The very long-awaited biking and walking bridge over SR 520 in Montlake will finally open with a community celebration 11 a.m. December 14.
For the better part of a decade, folks trying to bike through Montlake have been dealing with a variety of different detours, and they’ve been stuck mixing with people on the sidewalk of Montlake Boulevard for years as crews work on a new biking and walking bridge to the east of the boulevard. The new bridge largely replaces the role of the old 24th Ave E bridge, though with much more style. Rather than leaving people to wind their way through alleys to reach the Lake Washington Loop bike route, the new trail will connect to a crosswalk at E Roanoke Street. It will also feed into the still largely unplanned future park at the north end of the Arboretum, located where construction staging equipment has been. I am not yet certain exactly how the south terminus of the new trail will work or how well it will connect to the Arboretum Trail, and none of the documents available online seem to show those details. I will update when I learn more.
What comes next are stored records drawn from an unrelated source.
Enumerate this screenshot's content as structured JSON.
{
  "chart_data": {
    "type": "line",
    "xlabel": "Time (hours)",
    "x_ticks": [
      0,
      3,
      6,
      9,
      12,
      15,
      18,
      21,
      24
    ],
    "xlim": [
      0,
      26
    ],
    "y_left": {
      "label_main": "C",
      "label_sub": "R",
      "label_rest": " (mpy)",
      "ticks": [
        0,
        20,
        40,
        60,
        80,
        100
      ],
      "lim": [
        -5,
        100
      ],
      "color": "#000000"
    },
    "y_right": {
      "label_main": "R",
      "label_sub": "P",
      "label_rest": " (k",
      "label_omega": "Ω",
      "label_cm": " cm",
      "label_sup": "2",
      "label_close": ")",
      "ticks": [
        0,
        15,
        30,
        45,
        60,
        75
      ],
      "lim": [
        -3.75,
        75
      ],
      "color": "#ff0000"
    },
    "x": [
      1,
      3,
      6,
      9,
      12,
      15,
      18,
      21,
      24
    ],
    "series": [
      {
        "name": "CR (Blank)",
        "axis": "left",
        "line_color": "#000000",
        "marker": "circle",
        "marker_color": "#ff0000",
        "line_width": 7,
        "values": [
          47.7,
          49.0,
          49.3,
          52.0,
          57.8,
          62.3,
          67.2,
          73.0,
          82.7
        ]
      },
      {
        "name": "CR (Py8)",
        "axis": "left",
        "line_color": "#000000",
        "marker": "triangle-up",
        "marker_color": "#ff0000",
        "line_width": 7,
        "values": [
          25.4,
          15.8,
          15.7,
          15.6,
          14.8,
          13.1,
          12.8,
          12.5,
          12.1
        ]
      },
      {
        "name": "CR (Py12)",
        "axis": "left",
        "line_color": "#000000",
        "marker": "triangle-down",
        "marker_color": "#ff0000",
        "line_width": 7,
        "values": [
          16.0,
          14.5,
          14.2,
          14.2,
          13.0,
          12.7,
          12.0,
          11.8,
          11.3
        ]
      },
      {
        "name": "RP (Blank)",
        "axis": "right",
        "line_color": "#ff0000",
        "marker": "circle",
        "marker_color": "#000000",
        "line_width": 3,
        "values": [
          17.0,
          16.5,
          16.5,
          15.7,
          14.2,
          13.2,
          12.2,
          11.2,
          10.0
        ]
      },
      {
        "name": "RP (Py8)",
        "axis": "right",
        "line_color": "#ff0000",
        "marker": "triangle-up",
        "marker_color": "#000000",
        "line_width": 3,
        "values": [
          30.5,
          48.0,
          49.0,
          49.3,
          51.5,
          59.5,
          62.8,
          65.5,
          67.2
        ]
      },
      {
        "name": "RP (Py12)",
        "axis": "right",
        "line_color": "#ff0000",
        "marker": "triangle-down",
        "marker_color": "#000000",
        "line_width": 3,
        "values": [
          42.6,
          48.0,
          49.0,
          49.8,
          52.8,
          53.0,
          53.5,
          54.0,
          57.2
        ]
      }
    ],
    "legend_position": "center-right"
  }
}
People heading from the north will follow the same route as usual along the east sidewalk of the Montlake Bridge, then turning on Hamlin toward the 520 Trail. At the end of the block, there will be a new trail nexus with options to go across Lake Washington, across SR 520 toward the Arboretum, or back under Montlake Blvd and under SR 520 toward Montlake Playfield.
The new tunnel and trail connection (AKA the Bill Dawson Trail) to Montlake Playfield is already open, and I ran into a very confused guy there the other day who thought he could go that way to get to the 520 Trail. That will be possible soon. But for now the most important thing to note is that you access all of these trail connections from the east sidewalk of the Montlake Bridge. The old trail connection on the west side of the street is gone and is not coming back.
There will still be some work left to finish for the project after the grand opening, but it should be reliably operational. It has seemed at times that this project would never end, and maybe it still feels that way. But this is a huge step for folks sick of navigating detours through this area. In fact, this is the first post I’ve had about the Montlake area in a long time that isn’t about a new detour or weekend trail closure. Progress!